Usando la llave a modo de muleta, Warren rodeó la zona de arenas movedizas y se acercó al minotauro por detrás. El minotauro dio media vuelta y empezó a perseguirle. Warren resbaló y acabó tumbado de espaldas en una extensión ancha de arenas movedizas.

—¡Warren, arenas movedizas! —gritó Kendra.

Demasiado tarde. Pasó un pie por encima de la línea dibujada en la arena. Una pierna se le hundió hasta el muslo y el resto de su cuerpo se derrumbó hacia delante sobre la parte de arena firme. El minotauro se abalanzó hacia delante, con la maza en alto para descargar el golpe fatal. Rápido como el resorte de una ratonera, el hombre levantó la llave en posición vertical; la punta afilada de la lanza penetró en el cuerpo del minotauro justo al otro lado del esternón, con el ángulo perfecto para perforarle el corazón.

El minotauro se quedó paralizado, empalado, y bufó. La maza se le cayó de las manos y fue a estamparse pesadamente en la arena.

Warren giró la llave y se la metió más adentro aún, con lo que derribó al minotauro hacia atrás. Jadeando, Warren sacó la pierna de la blanda arena.

Kendra corrió a su lado.

—¡Qué truco tan increíble! —exclamó.

—A la desesperada —respondió él—. Era o todo o nada. —Se tapaba la herida del abdomen con una mano. Se limpió la arena húmeda que le cubría la pierna—. Probablemente no habría funcionado, pero el minotauro creyó que estaba mortalmente herido. Por supuesto, es posible que estuviera en lo cierto.

—¿Es grave? —preguntó ella.

—Me ha entrado hasta muy adentro, pero es limpia —dijo él—. Entró en línea recta y salió en línea recta. Las heridas de la zona del vientre son difíciles de diagnosticar. Depende de qué es lo que se ha clavado. Ve por la llave.

Kendra se agachó al lado del minotauro, y percibió de nuevo su olor. La llave colgaba de una hermosa cadena de oro. Tiró con fuerza y la cadena se rompió.

—La tengo —dijo Kendra.

—Coge la grande también —señaló Warren.

La llave grande seguía alojada en el pecho del minotauro. Kendra tuvo que plantar un pie en el pecho de la bestia para poder extraerla. Warren se había quitado la camisa. La sangre destacaba intensamente en contraste con su piel pálida. Kendra apartó la vista.

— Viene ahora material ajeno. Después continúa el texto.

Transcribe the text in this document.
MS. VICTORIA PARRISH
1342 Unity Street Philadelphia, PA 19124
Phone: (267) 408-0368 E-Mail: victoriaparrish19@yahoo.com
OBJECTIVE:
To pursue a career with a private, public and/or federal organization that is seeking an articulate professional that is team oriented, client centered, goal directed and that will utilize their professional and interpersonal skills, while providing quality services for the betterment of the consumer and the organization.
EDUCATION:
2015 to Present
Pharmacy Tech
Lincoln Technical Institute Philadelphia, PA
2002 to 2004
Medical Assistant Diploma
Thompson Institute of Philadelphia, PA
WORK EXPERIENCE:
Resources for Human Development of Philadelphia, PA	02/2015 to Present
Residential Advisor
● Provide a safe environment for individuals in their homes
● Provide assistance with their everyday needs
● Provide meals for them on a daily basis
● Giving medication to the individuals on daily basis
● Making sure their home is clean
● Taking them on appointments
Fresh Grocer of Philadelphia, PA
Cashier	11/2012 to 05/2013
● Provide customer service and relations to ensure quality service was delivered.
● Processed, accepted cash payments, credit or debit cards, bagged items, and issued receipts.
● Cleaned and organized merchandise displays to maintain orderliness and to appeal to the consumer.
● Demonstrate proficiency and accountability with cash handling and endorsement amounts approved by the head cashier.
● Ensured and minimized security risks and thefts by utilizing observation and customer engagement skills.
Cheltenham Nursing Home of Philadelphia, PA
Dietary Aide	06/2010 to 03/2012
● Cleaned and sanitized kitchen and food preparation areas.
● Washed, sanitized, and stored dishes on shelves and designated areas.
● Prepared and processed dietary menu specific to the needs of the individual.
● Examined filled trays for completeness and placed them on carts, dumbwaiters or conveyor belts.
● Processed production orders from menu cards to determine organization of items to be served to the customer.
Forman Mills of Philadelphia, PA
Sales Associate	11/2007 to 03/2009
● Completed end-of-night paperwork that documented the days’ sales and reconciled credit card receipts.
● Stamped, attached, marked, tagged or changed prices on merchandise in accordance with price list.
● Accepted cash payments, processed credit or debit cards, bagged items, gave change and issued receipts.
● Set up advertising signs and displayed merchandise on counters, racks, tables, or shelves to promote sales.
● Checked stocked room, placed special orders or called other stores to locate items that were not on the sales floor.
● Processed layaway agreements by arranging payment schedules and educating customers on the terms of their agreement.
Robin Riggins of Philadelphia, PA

Él hizo una bola con la camisa y se tapó con ella la herida, apretando con fuerza; la herida estaba a unos cinco centímetros a un lado de su ombligo.

—Esperemos que esto tapone la hemorragia —dijo—. ¿Puedes cortarme un tramo de cuerda?

Kendra obedeció, utilizando el filo de la llave manchada de sangre. Warren empleó la cuerda para atarse bien la camisa sobre la herida. A continuación, limpió la sangre de la lanza con sus pantalones.

—¿Puedes seguir adelante? —preguntó Kendra.

—No tengo elección —contestó él—. Veamos si funciona la llave del minotauro.

Entre gemidos, Warren se apoyó en la larga llave para levantarse del suelo. Se dirigió a la puerta de hierro, insertó la llave del minotauro y la puerta se abrió.